Minamehr / EUKulele

0 stars 1 forks source link

Fix wrapper #3

Closed paulzierep closed 2 months ago

paulzierep commented 2 months ago

This works using the test DB from the DM, but:

Hope that helps to bring you further !

Minamehr commented 2 months ago

Many thanks, I checked the other databases (PhyloDB, EukProt, MMETSP, and the default which is marmmetsp"MMETSP+MarRef"). If the three main required data (reference.pep.fa, tax-table.txt,prot-map.json) are included inside the "--reference_dir" it will be okay and will not download again. We must also download the diamond reference inside each database for the first time. (default): EUKulele -s MAGs_input -o output -m mags --reference_dir test-data --alignment_choice diamond --p_ext .faa --consensus_cutoff 0.75 (MMETSP): EUKulele -s MAGs_input -o output1 -m mags --database MMETSP --reference_dir test-data --alignment_choice diamond --p_ext .faa --consensus_cutoff 0.75 (phylodb): EUKulele -s MAGs_input -o output2 -m mags --database phylodb --reference_dir /test-data/phylodb/ --alignment_choice diamond --p_ext .faa --consensus_cutoff 0.75 (EukProt): EUKulele -s MAGs_input -o output3 -m mags --database eukprot --reference_dir /test-data/eukprot/ --alignment_choice diamond --p_ext .faa --consensus_cutoff 0.75

paulzierep commented 2 months ago

Mhh did the DB download actually work for u ? Its breaks for me at the create-protein-table.py step ... I will try in a notebook and see if it is just my machine

Minamehr commented 2 months ago

I used the following commands "EUKulele download --database phylodb" and then "create_protein_table.py --infile_peptide reference.pep.fa --infile_taxonomy taxonomy-table.txt --outfile_json prot-map.json --output tax-table.txt --delim "\t" --col_source_id strain_name --taxonomy_col_id taxonomy --column 2" it will make all the three files "fasta, prot and tax-table" and then the tool is okay after that (will run without re-downloading again the database). However, I figured out that in my machine the final databases for "phylodb and eukprot" are not completed and make an empty file for the "prot-map.json", which is quite strange. The default database and mmetsp" are perfectly okay.
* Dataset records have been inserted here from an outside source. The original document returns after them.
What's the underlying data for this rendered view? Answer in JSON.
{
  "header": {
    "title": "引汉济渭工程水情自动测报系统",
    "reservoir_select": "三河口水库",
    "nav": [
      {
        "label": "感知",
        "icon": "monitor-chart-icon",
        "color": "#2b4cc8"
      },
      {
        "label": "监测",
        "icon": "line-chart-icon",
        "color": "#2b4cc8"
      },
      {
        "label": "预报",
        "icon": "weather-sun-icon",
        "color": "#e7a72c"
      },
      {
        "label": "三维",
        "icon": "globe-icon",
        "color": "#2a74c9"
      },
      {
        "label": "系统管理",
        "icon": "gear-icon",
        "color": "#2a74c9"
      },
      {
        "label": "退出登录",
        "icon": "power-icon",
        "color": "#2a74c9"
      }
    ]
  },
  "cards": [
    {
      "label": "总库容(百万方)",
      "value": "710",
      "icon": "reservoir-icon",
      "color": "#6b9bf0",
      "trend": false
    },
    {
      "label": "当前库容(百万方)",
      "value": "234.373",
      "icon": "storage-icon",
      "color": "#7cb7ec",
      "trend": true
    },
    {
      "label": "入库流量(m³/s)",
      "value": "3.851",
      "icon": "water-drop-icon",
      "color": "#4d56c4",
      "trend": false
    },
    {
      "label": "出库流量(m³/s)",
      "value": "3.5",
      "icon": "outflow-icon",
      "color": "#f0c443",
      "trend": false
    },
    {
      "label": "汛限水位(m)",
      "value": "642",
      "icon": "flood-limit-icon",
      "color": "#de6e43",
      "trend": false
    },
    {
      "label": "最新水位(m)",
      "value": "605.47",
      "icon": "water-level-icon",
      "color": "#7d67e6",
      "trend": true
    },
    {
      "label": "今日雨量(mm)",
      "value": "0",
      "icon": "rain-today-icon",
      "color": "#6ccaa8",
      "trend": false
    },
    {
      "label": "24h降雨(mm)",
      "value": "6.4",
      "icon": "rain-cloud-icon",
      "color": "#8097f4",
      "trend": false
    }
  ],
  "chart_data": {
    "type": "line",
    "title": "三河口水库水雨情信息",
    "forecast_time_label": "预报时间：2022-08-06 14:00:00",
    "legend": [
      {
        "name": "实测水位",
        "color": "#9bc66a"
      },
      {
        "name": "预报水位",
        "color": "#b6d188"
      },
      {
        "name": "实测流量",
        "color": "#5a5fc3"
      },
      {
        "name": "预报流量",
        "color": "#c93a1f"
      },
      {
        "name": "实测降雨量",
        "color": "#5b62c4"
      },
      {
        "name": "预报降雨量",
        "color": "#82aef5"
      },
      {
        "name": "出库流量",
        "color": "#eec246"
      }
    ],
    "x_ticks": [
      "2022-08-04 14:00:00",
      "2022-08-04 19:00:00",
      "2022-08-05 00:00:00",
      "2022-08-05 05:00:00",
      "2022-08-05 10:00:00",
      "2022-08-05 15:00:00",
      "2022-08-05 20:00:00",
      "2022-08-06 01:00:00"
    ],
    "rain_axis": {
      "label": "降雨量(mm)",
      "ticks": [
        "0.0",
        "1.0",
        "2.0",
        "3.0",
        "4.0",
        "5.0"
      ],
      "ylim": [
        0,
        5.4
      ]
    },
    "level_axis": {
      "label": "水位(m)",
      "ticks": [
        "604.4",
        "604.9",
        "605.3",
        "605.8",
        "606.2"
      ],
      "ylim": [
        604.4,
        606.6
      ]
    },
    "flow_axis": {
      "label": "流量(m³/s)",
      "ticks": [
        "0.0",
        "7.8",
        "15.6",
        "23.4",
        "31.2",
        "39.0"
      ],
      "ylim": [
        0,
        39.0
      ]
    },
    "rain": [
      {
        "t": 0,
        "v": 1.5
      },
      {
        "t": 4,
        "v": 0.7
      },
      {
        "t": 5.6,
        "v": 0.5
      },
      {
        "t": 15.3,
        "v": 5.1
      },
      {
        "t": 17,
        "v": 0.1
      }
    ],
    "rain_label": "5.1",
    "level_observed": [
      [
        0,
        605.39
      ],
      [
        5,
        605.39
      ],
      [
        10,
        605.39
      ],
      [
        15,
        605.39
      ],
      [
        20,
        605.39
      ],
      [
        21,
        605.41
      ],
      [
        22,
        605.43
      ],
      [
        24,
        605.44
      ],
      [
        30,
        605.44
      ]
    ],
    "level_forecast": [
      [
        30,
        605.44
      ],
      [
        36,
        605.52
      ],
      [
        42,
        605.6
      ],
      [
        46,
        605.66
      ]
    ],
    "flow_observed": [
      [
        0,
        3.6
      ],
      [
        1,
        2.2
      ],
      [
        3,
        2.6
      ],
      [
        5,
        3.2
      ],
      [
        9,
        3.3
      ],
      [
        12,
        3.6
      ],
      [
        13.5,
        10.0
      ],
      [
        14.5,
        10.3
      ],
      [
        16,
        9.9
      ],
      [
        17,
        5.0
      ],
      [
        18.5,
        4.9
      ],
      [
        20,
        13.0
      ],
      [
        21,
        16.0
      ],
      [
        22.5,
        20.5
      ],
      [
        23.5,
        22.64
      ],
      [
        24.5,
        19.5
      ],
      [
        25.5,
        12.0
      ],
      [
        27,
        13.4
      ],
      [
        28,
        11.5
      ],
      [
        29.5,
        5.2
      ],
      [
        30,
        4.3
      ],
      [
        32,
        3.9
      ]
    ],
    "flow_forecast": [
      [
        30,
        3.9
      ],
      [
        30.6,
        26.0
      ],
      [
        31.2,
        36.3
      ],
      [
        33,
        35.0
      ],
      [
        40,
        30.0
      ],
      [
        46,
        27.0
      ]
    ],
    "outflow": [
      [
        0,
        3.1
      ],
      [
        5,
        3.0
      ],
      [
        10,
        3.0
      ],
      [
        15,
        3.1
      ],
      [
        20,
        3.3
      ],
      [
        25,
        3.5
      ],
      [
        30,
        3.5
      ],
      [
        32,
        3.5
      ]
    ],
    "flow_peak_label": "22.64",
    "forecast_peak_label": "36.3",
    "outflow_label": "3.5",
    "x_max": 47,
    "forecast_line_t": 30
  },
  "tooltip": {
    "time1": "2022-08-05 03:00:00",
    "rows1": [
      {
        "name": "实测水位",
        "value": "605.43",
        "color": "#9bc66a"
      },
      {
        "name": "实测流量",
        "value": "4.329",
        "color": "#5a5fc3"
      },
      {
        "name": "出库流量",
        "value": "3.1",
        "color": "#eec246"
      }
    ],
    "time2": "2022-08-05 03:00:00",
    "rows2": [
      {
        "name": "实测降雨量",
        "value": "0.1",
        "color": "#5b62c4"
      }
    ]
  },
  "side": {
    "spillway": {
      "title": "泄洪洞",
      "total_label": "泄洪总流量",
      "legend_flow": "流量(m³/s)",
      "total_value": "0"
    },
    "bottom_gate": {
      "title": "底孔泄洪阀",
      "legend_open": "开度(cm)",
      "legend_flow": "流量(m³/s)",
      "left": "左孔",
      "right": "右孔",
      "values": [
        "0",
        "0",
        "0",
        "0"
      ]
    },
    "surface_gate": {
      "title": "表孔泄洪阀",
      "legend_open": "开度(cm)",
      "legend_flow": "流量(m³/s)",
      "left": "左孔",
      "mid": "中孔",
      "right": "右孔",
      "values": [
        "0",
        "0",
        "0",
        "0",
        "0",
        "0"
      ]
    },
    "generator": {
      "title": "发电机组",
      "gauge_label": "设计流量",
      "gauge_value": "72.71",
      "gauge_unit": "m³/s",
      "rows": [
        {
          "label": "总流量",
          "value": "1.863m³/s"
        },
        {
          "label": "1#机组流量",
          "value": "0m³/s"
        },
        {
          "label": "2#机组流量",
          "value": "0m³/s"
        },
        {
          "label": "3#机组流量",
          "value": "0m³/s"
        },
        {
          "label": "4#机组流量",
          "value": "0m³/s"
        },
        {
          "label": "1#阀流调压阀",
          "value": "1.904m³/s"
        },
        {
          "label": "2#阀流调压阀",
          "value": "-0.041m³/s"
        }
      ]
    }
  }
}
paulzierep commented 2 months ago

This part is also triggy:

Found database folder for . in current directory; will not re-download.
Creating a diamond reference from database files...

I wonder if there is a way to avoid having to create the diamond DB. I think it works if the diamond index is in the same folder as the DB ...
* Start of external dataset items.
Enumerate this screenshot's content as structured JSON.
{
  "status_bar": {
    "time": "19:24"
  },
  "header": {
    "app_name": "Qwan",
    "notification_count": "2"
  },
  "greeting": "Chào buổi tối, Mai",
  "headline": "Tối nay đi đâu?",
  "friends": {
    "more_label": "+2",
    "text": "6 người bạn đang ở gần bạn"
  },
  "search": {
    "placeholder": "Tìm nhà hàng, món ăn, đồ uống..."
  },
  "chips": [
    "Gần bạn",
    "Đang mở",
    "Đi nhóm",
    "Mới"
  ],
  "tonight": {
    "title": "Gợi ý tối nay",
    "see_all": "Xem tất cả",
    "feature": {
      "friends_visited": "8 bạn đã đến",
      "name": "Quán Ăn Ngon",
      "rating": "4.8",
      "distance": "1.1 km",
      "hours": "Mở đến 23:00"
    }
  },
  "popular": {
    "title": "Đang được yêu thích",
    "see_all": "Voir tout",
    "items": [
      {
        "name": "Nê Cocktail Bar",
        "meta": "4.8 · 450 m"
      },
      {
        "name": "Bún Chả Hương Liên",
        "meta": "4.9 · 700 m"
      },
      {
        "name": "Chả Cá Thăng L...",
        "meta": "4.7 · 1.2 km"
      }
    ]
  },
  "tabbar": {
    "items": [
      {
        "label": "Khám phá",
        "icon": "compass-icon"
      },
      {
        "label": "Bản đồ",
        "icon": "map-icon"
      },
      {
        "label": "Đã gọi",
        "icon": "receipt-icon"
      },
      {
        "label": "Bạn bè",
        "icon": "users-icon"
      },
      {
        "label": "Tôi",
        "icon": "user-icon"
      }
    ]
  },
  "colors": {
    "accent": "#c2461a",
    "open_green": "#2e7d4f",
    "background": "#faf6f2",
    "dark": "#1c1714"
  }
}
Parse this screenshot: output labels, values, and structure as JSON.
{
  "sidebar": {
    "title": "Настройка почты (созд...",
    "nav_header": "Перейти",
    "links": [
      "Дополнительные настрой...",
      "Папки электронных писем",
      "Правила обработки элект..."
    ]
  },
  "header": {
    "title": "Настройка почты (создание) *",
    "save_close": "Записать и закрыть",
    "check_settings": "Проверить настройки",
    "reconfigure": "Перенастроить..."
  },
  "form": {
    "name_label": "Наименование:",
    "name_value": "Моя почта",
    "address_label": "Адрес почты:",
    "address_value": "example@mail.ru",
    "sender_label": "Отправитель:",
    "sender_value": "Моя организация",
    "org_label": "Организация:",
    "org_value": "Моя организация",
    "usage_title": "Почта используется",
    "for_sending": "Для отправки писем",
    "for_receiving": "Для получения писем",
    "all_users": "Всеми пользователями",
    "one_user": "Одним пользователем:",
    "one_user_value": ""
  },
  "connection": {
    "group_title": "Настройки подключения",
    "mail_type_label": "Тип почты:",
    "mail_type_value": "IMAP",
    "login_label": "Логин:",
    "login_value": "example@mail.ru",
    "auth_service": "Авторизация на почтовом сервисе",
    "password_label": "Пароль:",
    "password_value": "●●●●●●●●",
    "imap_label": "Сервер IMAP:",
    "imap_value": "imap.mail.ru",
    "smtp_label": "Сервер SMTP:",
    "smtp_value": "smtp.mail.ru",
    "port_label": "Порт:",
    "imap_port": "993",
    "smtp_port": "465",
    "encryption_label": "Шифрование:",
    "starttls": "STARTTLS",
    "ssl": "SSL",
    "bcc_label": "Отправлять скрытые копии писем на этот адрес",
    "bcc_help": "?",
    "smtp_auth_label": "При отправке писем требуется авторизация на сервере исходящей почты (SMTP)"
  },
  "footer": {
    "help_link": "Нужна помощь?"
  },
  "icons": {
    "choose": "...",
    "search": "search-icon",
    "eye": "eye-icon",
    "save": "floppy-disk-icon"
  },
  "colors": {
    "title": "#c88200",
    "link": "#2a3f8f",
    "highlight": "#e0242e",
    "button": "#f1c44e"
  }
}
Creating a diamond reference from database files...
Diamond database file already created; will not re-create database.
Minamehr commented 2 months ago

It seems that the Diamond reference must be included in each Database directory. For example, I had the Diamond reference in the test-data directory (the same directory where all the databases are saved), but again it downloaded the diamond inside the "mmetsp" directory. EUKulele -s test-data/MAGs_input -o test-data/output4 -m mags --database MMETSP --reference_dir test-data --alignment_choice diamond --p_ext .faa --consensus_cutoff 0.75 Found database folder for test-data/mmetsp in current directory; will not re-download. Creating a diamond reference from database files...

However, when it was inside the "mmetsp" directory it will not download it again: EUKulele -s test-data/MAGs_input -o test-data/output4 -m mags --database MMETSP --reference_dir test-data --alignment_choice diamond --p_ext .faa --consensus_cutoff 0.75 Found database folder for test-data/mmetsp in the current directory; will not re-download. Diamond alignment file already detected; will not re-run step.